Jesus’ exhortations to do precisely the opposite are so numerous they need no citation, yet I dare say ALL those who vote against the poorest of us while rewarding the richest are among the most vocal and visible Jesus cheerleaders.

“WAIT!” they typically say, “our actions are not anti-Jesus because they promote personal responsibility and individual freedom from oppressive government.” They will add that their personal charity is sufficient to fulfill Jesus’ commands. Many would further intimate that government welfare is socialism and makes us like “godless” communist states.

First, if anyone doubts Jesus’ desire that we apply his principles even in—ESPECIALLY within—our political process they should refer to ACTS 4: 31-35*. Here you will find no better definition of collective action, of, um…er…wow the truth is sometimes so hard to say…of “socialism.”

In no way am I saying we must conform our free market capitalistic system to this arrangement. And perhaps it is because I derive my goodies from it that I feign ignorance about Jesus’ will in this regard.

But it is beyond any reasonable argument that even should Jesus not require us scrap our system he would certainly want us to do as much as possible to achieve the social EFFECTS of a the collective arrangement described in Acts. That is, Jesus would want us to use our political governing systemto do all we can to ameliorate human suffering and “promote the GENERAL WELFARE” as our own Constitution mandates.

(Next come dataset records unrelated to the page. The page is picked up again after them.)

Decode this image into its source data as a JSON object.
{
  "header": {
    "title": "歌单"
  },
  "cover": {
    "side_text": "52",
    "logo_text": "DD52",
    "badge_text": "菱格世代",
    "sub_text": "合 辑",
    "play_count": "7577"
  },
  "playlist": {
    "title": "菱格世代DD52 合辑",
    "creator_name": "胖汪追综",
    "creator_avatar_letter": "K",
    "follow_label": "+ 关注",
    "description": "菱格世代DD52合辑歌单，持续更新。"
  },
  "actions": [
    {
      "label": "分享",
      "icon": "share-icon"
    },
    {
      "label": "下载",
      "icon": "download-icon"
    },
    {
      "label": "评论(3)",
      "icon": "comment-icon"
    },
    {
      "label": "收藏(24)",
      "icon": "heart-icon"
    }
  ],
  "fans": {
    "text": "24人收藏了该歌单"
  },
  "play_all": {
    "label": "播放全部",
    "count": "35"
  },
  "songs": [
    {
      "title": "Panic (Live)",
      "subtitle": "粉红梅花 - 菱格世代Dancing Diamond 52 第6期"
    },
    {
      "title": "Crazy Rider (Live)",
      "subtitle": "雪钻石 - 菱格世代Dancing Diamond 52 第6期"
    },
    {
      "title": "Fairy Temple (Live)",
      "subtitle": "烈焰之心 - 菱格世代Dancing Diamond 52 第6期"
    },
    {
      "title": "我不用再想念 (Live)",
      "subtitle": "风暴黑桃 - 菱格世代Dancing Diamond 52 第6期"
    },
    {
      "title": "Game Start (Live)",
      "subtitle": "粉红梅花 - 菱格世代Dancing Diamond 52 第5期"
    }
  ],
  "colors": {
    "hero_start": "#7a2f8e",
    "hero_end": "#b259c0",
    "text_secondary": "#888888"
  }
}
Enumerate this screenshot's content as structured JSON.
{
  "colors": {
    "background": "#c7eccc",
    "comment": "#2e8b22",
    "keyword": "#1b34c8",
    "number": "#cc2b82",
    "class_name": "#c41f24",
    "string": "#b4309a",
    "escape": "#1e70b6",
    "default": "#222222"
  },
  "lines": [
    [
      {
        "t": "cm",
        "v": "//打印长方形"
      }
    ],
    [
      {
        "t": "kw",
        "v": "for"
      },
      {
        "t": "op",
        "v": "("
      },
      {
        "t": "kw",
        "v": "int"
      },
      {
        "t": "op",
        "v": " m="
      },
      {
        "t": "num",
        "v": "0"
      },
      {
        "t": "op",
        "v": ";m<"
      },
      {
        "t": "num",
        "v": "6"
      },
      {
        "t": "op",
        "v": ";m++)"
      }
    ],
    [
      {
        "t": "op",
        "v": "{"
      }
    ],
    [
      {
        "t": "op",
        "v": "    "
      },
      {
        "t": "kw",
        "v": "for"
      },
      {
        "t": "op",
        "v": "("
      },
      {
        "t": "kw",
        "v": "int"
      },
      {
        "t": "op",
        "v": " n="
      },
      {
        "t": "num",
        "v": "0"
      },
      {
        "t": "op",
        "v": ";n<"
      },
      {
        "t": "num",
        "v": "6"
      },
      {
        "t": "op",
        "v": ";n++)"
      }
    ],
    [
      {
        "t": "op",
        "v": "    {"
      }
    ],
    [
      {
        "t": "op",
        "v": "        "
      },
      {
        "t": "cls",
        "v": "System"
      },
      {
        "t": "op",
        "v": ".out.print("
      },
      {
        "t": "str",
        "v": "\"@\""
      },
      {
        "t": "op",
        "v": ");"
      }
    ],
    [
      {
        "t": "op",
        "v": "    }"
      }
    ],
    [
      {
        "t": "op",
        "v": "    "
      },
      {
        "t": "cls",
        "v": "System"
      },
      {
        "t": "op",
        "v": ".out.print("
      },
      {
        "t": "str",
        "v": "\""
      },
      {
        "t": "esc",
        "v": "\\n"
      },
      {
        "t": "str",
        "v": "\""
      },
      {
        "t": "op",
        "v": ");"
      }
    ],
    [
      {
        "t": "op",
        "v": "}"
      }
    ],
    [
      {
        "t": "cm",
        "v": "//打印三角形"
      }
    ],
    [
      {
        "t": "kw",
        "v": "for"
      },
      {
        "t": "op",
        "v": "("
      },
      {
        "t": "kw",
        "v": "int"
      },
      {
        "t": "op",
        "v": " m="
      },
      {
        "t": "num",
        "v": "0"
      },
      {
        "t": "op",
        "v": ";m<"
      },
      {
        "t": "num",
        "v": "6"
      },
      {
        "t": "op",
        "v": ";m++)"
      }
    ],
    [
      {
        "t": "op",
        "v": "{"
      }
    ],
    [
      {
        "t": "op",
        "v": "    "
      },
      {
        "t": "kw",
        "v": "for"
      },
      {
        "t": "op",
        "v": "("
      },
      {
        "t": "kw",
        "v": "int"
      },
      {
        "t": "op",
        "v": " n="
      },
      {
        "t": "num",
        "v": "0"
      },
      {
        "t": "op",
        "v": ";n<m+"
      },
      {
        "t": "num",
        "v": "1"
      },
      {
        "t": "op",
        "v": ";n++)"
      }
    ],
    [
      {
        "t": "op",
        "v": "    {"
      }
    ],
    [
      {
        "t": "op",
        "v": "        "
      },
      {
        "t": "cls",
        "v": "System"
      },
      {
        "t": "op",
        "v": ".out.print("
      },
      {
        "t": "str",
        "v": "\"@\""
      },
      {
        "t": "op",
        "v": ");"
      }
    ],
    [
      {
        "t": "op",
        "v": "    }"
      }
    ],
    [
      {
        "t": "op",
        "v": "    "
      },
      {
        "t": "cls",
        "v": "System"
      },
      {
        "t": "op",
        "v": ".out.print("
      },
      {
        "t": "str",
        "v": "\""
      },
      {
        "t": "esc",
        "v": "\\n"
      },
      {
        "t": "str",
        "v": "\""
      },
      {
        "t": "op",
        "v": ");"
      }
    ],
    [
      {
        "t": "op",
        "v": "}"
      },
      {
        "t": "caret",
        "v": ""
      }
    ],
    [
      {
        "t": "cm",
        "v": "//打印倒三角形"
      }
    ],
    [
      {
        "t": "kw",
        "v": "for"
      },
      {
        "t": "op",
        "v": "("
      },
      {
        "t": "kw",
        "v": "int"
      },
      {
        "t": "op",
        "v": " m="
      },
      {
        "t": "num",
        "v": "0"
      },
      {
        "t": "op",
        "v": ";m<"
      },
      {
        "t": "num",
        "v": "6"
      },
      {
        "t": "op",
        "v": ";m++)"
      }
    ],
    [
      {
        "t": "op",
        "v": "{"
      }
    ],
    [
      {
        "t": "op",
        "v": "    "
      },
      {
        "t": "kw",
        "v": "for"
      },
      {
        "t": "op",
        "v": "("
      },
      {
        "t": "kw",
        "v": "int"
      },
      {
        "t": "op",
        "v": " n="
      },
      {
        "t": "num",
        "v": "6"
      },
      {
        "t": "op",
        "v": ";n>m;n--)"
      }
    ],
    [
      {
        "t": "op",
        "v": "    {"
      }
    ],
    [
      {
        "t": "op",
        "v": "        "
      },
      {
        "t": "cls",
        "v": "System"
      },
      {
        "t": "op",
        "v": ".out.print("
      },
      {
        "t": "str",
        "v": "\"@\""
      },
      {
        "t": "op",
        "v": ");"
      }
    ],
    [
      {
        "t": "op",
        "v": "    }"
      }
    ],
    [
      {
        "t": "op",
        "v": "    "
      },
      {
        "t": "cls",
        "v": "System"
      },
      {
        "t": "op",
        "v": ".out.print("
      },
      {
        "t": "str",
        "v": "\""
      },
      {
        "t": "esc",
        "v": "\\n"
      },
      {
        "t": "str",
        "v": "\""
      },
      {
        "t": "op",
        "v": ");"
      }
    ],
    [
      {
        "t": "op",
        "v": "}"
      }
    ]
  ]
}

Now of course our very system accomplishes much of this. Free markets encourage the entrepreneurial spirit that fuels industry that in turns provides job and creates progress. And it is to the gods of this private initiative that today’s conservatives so bow, in undying loyalty to “trickle down” theory. Yet we know from our history, from our current situation, that trickle down does not work: there still remains much human want and need right here in our own country.

Admittedly politics is about finding the right balance between fostering free market capitalism and checking its abuses and it is often an area very shaded in gray. However, this last Congressional budget vote is way beyond that area.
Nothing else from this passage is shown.